ある日、非BLコミックを2冊ほど読んでいたら「男夫婦」という言葉が偶然2冊共に出てきて、その言葉が頭の隅っこにひっかかりました。
確かに非BLではあるけれど、どちらも腐の匂い、または妄想の域が大いにあるコミックだったんですが、では“BL”では「男夫婦」と言う言葉がピッタリな作品はどういうのかな?と記憶を探ってみたりして。
男女で「夫婦」と言えば、一応籍が入ってれば内情はどうあれ“夫婦”と呼ばれますよね。
男同士の場合はそういう意味で籍を入れることは不可能だし養子縁組は世間的には夫婦とは言われないので、そういう形式的なことではなくその関係もしくは作品内容が「夫婦」らしい…というレベルで考えてみる。あくまで私的基準でですけどネ。
一緒に住んでいるだけではなくて、その力関係が「世話を焼く人(妻)」と「焼かれる人(夫)」と一定しているか、二人で日常の家事を仲良くチマチマやっていること自体が物語となっていて、生活や家庭の匂いがする。籍は入れていなくてもお互い自分たちの関係を「結婚」と位置づけていて、親にはカミングアウト済み、もしくは将来的にそれを目指している。場合によっては子供もいる(どちらかの連れ子)。
同棲というより、ホームドラマの香りも欲しいなぁ?・・・・などととツラツラ考えていると、思い浮かびました、ドンピシャリの「男夫婦」。
真船るのあ「ごはんを食べようシリーズ」と花川戸菖蒲「尤書堂シリーズ」は正に『男夫婦』と言うに相応しいではないですか。

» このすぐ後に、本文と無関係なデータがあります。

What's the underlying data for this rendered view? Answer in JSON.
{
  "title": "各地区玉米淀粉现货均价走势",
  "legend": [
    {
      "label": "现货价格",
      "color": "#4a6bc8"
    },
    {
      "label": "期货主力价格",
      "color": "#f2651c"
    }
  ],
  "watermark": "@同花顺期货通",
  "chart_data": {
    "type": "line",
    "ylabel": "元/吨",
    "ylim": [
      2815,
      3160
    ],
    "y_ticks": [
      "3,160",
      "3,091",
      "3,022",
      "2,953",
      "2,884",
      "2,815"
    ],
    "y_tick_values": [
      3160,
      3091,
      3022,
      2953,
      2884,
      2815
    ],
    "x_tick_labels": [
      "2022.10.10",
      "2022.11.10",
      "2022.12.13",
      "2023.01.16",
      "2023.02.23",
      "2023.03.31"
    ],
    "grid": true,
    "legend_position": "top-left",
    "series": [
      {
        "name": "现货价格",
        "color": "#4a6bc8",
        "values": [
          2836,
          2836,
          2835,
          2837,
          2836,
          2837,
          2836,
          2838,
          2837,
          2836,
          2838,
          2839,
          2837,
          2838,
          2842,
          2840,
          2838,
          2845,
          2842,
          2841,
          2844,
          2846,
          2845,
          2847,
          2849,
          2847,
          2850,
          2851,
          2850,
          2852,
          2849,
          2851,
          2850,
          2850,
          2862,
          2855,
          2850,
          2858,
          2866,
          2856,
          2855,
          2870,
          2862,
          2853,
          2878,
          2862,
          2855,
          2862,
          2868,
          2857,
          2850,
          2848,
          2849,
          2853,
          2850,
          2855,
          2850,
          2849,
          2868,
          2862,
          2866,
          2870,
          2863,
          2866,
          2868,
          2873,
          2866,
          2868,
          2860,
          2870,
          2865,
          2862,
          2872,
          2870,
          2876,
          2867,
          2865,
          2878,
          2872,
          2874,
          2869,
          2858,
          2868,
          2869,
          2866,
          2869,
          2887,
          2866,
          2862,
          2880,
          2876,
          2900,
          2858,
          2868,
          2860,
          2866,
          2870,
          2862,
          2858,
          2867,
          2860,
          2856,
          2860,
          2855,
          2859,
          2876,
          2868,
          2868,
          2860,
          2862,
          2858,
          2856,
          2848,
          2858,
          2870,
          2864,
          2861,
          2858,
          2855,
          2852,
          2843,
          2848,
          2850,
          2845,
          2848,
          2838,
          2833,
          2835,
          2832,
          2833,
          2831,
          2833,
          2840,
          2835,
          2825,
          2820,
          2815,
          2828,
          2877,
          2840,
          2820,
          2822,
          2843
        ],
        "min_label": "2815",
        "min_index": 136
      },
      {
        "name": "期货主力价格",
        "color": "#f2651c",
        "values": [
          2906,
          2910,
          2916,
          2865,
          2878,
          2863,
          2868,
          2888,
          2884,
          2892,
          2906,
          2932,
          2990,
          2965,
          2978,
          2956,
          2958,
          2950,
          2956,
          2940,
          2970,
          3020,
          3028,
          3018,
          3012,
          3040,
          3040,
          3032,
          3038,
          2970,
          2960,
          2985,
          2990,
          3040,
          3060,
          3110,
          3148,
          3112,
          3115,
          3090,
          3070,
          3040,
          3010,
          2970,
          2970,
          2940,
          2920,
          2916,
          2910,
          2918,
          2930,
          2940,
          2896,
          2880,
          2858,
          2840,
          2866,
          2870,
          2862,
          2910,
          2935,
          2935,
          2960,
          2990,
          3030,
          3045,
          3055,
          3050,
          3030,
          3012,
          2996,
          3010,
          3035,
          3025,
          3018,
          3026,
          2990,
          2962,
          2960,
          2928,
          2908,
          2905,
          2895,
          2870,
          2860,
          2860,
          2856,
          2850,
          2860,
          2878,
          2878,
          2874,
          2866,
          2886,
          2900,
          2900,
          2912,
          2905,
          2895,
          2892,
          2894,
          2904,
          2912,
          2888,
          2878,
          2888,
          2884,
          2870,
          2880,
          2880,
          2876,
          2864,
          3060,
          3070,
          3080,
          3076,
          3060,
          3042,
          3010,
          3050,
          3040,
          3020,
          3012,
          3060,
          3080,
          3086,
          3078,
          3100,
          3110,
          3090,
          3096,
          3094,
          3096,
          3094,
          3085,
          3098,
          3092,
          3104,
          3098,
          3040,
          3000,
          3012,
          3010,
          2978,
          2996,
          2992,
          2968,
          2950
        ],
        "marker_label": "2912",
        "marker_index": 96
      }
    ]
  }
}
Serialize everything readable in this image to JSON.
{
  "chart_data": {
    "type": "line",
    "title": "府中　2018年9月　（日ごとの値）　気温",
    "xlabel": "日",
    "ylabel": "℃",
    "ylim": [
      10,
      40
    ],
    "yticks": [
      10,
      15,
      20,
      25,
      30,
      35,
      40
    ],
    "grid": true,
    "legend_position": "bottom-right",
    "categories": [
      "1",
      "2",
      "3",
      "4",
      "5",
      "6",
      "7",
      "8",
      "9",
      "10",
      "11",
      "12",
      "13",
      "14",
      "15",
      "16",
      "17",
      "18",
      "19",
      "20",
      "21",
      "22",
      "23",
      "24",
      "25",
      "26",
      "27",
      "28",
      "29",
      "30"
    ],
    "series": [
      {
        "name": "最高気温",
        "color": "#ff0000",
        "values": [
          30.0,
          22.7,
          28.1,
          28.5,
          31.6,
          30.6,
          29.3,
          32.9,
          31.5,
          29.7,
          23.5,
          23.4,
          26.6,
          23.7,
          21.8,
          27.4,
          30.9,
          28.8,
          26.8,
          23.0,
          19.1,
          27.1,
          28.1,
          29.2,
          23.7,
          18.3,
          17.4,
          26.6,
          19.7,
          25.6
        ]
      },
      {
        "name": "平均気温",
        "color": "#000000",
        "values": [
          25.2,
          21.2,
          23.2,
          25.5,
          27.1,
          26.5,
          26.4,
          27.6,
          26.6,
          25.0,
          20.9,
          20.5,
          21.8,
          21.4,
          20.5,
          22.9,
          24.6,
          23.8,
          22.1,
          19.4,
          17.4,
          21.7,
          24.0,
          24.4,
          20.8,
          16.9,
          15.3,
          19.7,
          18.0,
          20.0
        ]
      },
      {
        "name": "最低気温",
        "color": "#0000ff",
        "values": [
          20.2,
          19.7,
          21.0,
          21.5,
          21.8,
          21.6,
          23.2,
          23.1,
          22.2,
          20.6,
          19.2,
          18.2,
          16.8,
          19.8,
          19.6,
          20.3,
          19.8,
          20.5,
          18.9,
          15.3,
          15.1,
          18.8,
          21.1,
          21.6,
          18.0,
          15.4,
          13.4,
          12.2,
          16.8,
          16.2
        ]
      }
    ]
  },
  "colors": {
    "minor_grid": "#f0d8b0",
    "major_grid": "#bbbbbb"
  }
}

どちらも出会い、一緒に住み、家庭を整え、家族となっていく物語。「ごはんを食べよう」は攻に連れ子がおり、三人家族として様々なことを乗り越え最終的には家を新築して幸せな家族を形作る。「尤書堂」は子供こそいませんが、その代わりに植物を子供に見立てています(笑)。
炊事洗濯掃除などの家事はおろそかにせず、季節の行事や記念日に非常に敏感で、御節を始め記念日の料理は手作りします。保育園の送り迎えは早く帰れる方が担当。ピクニックには早起きしてお弁当作り。間違っても途中のコンビニで調達したりしない。
現実の男女の夫婦家庭でもちょっとないかもしれない完璧さで、清く明るく優しく暖かい家庭がそこにある。「ごはんを食べよう」は子持ちの若夫婦、「尤書堂」は新婚の二人家庭という感じがするが、幼い頃女の子が夢見るような憧れの家庭がここにある。
それを“男同士”で作っているところに、BL好きの二重の夢があると思うのです。
「また古い作品だよ、この人は・・・」という声が聴こえてきそうなので今でも手に入りやすい作品をあげておきたいけれど、残念ながらここまで徹底して“家庭”を感じさせる作品がすぐに思い浮かびません。
あえて挙げるとすると、家庭的とは言えないかもしれないけれど樹生かなめの『龍&DR.シリーズ』は年上妻と年下夫という感じがするし、剛しいら『記憶シリーズ』の二人もちょっと家庭の匂いを感じさせる。
え。シリーズの最初の方が手に入りにくいデスカ・・・。
よしながふみ『きのう何食べた?』なんかもよろしいかと思いますが、いっそのこと今話題の『聖☆おにいさん』も「男夫婦」です(笑)
紹介者プロフィール:汐本代を捻出するため(もちろんBL)、日々いかに節約するかで頭がいっぱいの主婦。砂原糖子の商業誌作品はコンプリート。小川いら、たけうちりうと、も即買い。BL以外では、椹野道流「鬼籍通覧シリーズ」に勝手に腐の香りを嗅ぎ取り萌え狂っているらしい。しかし好きな本ほど絶版になるというジンクスが……。